|
My experience is opposite to yours. I have had Claude Code fix issues in a compiler over the last week with very little guidance. Occasionally it gets frustrating, but most of the time Claude Code just churns through issue after issue, fixing subtle code generation and parser bugs with very little intervention. In fact, most of my intervention is tool weaknesses in terms of managing compaction to avoid running out of context at inopportune moments. It's implemented methods I'd have to look up in books to even know about, and shown that it can get them working. It may not do much truly "novel" work, but very little code is novel. They follow instructions very well if structured right, but you can't just throw random stuff in CLAUDE.md or similar. The biggest issue I've run into recently is that they need significant guidance on process. My instructions tends to focus on three separate areas: 1) debugging guidance for a given project (for my compiler project, that means things like "here's how to get an AST dumped from the compiler" and "use gdb to debug crashes" (it sometimes did that without being told, but not consistently; with the instructions it usually does tht), 2) acceptance criteria - this does need reiteration, 3) telling it to run tests frequently, make small, testable changes, and to frequently update a detailed file outlining the approach to be taken, progress towards it, and any outcomes of investigation during the work. My experience is that with those three things in place, I can have Claude run for hours with --dangerously-skip-permissions and only step in to say "continue" or do a /compact in the middle of long runs, with only the most superficial checks. It doesn't always provide perfect code every step. But neither do I. It does however usually move in the right direction every step, and has consistently produced progress over time with far less effort on my behalf. I wouldn't have it start from scratch without at least some scaffolding that is architecturally sound yet, but it can often do that too, though that needs review before it "locks in" a bad choice. I'm at a stage where I'm considering harnesses to let Claude work on a problem over the course of days without human intervention instead of just tens of minutes to hours. |
But that is exactly the problem, no?
It is like, when you need some prediction (e.g. about market behavior), knowing that somewhere out there there is a person who will make the perfect one. However, instead of your problem being to make the prediction, now it is how to find and identify that expert. Is that type of problem that you converted yours into any less hard though?
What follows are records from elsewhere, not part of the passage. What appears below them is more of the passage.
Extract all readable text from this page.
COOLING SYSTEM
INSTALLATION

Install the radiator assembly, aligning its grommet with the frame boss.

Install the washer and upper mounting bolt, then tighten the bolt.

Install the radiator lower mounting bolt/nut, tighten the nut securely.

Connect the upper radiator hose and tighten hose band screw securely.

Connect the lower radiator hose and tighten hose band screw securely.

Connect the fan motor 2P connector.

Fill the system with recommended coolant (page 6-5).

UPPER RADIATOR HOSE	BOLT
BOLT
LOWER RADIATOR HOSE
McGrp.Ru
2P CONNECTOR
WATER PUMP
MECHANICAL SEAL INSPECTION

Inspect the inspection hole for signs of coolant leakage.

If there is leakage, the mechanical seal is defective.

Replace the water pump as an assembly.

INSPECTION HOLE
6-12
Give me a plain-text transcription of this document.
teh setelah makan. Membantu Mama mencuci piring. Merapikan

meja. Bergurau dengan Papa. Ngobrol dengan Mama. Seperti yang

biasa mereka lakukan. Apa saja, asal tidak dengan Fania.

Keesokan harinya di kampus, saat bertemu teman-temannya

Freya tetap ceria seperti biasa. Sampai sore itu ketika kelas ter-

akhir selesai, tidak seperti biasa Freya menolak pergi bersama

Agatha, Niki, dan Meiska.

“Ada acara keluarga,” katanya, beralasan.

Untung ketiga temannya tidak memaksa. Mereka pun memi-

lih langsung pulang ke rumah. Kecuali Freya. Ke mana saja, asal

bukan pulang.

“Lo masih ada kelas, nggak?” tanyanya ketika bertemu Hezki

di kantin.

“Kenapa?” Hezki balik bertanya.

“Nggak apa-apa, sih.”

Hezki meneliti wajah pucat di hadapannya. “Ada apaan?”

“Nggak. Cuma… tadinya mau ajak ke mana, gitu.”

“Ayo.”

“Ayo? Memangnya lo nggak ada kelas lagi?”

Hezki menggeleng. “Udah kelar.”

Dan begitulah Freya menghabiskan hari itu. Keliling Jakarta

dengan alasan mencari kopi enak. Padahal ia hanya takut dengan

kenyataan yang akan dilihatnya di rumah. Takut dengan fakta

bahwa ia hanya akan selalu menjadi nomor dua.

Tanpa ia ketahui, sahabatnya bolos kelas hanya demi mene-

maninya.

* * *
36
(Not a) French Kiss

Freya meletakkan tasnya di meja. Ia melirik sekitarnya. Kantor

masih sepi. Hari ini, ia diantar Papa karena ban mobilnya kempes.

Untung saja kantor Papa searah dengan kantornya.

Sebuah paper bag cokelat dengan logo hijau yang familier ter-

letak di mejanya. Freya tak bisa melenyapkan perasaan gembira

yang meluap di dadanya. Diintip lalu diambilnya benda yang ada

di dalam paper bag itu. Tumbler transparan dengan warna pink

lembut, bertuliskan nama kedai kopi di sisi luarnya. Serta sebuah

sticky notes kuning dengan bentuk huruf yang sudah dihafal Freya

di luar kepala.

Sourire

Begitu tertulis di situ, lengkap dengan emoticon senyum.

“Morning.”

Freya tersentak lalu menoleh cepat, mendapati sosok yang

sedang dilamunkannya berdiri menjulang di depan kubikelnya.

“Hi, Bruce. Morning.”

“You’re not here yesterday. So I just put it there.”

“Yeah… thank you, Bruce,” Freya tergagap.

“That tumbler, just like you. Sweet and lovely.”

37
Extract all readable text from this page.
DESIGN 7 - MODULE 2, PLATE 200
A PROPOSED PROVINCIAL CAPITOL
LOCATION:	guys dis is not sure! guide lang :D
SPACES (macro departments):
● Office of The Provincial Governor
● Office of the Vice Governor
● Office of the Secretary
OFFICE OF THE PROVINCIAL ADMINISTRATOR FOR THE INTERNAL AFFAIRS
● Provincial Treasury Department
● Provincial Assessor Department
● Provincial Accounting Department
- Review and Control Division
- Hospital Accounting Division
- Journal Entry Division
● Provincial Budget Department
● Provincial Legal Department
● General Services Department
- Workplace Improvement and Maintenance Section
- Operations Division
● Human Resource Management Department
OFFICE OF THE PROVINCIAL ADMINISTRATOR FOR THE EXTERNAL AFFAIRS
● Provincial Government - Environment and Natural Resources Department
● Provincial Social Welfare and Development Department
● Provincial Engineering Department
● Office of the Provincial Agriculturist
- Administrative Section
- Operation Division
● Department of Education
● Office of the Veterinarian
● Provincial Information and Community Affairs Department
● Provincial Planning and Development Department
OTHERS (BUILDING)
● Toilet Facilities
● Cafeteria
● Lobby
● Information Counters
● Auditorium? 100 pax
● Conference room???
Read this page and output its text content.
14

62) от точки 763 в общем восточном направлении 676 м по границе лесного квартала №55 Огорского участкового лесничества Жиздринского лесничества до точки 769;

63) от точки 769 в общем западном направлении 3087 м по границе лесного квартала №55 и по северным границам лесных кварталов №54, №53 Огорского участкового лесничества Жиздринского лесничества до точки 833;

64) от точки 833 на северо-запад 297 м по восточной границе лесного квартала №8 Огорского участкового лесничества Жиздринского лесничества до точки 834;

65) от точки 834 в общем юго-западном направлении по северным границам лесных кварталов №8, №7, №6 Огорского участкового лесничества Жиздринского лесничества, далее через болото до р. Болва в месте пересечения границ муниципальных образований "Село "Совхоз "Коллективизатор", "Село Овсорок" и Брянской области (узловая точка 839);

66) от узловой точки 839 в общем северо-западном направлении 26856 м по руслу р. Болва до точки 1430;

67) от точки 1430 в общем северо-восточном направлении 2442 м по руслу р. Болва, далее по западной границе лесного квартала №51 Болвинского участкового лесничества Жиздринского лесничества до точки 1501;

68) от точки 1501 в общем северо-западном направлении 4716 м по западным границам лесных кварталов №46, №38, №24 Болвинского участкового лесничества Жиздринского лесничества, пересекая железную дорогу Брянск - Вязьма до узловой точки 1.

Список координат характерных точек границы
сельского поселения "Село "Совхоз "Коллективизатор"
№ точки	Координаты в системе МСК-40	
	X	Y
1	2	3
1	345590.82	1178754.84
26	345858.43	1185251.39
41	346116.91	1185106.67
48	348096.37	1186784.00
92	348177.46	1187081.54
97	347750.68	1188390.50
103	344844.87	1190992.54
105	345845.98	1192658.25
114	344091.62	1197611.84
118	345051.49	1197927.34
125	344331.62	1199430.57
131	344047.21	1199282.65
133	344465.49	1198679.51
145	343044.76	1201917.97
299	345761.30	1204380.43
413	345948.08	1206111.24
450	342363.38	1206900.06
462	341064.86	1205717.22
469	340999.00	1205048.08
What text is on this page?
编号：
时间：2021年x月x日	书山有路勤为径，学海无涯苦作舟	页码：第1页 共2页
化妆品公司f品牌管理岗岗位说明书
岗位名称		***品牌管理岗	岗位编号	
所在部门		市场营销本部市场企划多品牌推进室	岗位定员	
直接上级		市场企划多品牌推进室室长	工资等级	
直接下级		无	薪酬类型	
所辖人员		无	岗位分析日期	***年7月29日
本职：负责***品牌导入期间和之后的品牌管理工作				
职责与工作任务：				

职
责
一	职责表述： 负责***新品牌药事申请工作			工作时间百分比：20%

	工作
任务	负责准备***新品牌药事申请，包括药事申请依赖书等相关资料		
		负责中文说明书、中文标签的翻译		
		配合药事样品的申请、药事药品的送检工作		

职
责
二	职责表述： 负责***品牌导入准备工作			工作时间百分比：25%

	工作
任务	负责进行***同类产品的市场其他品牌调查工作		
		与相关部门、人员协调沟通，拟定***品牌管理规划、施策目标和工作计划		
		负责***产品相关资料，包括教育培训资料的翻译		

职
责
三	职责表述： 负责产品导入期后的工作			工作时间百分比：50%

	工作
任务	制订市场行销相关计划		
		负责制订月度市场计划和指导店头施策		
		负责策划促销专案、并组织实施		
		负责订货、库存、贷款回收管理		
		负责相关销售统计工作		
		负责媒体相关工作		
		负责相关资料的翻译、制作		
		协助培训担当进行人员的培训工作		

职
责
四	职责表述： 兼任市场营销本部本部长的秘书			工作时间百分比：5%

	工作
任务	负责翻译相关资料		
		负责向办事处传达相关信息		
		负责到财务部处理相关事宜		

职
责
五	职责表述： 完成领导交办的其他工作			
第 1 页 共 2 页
I too had some great minor successes, the current products are definitely a great step forward. However, every time I start anything more complex I never know in advance if I end up with utterly unusable code, even after corrections (with the "AI" always confidently claiming that now it definitely fixed the problem), or something usable.
All those examples such as yours suffer from one big problem: They are selected afterwards.
To be useful, you would have to make predictions in advance and then run the "AI" and have your prediction (about its usefulness) verified.
Selecting positive examples after the work is done is not very helpful. All it does is prove that at least sometimes somebody gets something useful out of using an LLM for a complex problem. Okay? I think most people understand that by now.
PS/Edit: Also, success stories we only hear about but cannot follow and reproduce may have been somewhat useful initially, but by now most people are beyond that, willing to give it a try, and would like to have a link to the working and reproducible example. I understand that work can rarely be shared, but then those examples are not very useful any more at this point. What would add real value for readers of these discussions now is when people who say they were successful posted the full, working, reproducible example.
EDIT 2: Another thing: I see comments from people who say they did tweak CLAUDE.md and got it to work. But the point is predictability and consistency! If you have that one project where you twiddled around with the file and added random sentences that you thought could get the LLM to do what you need, that's not very useful. We already know that trying out many things sometimes yields results. But we need predictability and consistency.
We are used to being able to try stuff, and when we get it working we could almost always confidently say that we found the solution, and share it. But LLMs are not that consistent.